Kemenaker Terima Tuntutan Aksi Hipma Halteng Jabodetabek

Melanesiatimes.com – Himpunan Pelajar Mahasiswa Halmahera Tengah Jabodetabek, mengelar aksi di depan gedung kementerian Tenaga Kerja Republik Indonesia yang beralamat di Jl. Gatot Subroto No.Kav 51, RT.5/RW.4, Kuningan Tim. Kecamatan Setiabudi, Jakarta Selatan.

Bacaan Lainnya

Massa menunut, Kementerian tenaga kerja harus menginisiasi Balai latihan kerja (BLK) untuk meningkatkan Keterampilan tenaga kerja lokal yang bekerja di Salah satu Proyek Strategis Nasional yaitu PT Indonesia Weda Bay Industrial Park (IWIP) yang sedang beroperasi di Kabupaten Halmahera Tengah, Maluku Utara.

Dalam orasinya, Gadri (Kordinator aksi) menyampaikan level pekerjaan tenaga kerja lokal yang masih berada di standar kasar pekerjaan dalam perusahan, sejak 2018 perusahan itu berdiri. Hal lainnya juga, mangacu ke izin mempekerjakan Tenang Asing yang bekerja sampai dengan masa waktu tiga tahun dan bersifat transfer keahlian antara TKA dan TKL.

“ minimnya monitoring Kementerian tenaga kerja dan Dinas Tenaga Kerja membuat tenaga kerja lokal harus menerima kenyataan sebagai tenaga kasar belaka. Kalau di lihat-lihat, etos kerja dari Tenaga kerja lokal begitu tinggi sisa saja dibuat pengayaaan untuk meningkatkan keterampilan kerjanya.makanya, harus ada Balai latihan khusus (BLK).” Ujarnya.

Tidak lama berorasi, Pihak kemenaker meminta perkawinan masa aksi untuk audience dengan direktur lembaga pelatihan Kemenaker. Dalam audience tersebut, Direktur lembaga Pelatihan Kemenaker RI memaparkan bahwa Balai Latihan Khusus (BLK) hanya berlaku untuk satu Unit di Provinsi.

“ Balai latihan khusus yang ada di Kota Ternate adalah punya Kemenaker, secara otomatis Maluku utara sudah ada BLK, hanya saja Pemerintah daerah ( halteng) boleh membuka workshop jarak jauh yang di bawah Balai latihan Khusus Kota Ternate. Di sofifi itu bukan BLK yang mandiri tetapi dia adalah Workshop jarak jauh.” Ujar direktur pelatihan Kemenaker.
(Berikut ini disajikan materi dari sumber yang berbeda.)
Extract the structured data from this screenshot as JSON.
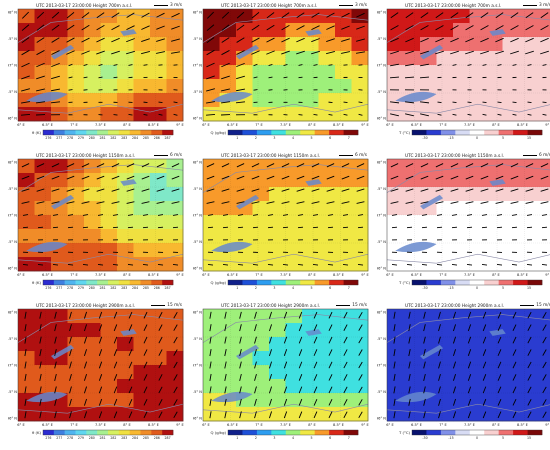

Pemerintah daerah, bersedia menyiapkan lahan, lalu mengajukan ke Kemenaker, setelah itu Kemenaker akan menyiapkan tenaga Instruktur berdasarkan bergam kebutuhan keterampilan tenaga kerja lokal sekaligus menyiapkan alat-alat dalam workshop jarak jauh itu.

Pak Agung (direktur Lembaga Pelatihan Kemenaker RI) menawarkan opsi kepada perwakilan masa aksi untuk meningkatkan skill tenaga kerja lokal dalam skala periode jangka pendek dan panjang.

“ Pertama, kalau Ade-Ade berkeinginan untuk dalam waktu cepat meningkatkan keterampilan tenaga kerja lokal. maka,harus memproteksi kebutuhan karyawan yang akan diserap oleh PT IWIP tahun depan, apa saja yang dibutuhkan. kami,(Kemenaker) menyiapkan kelas kursus keterampilan berdasarkan kebutuhan dengan jumlah kouta untuk satu kelas maksimal 16 karyawan. Kedua, pemerintah Halmahera Tengah memfasilitasi lahan untuk di bangun workshop jarak jauh nanti Kemenaker menyiapkan alat-alat dan instruktur dan yang terakhir, bisa Shering anggaran antara kementrian dan pemerintah setempat untuk membangun BLK, melalui administrasi yang sudah ditentukan itu dalam jangka panjang.” Tutupnya.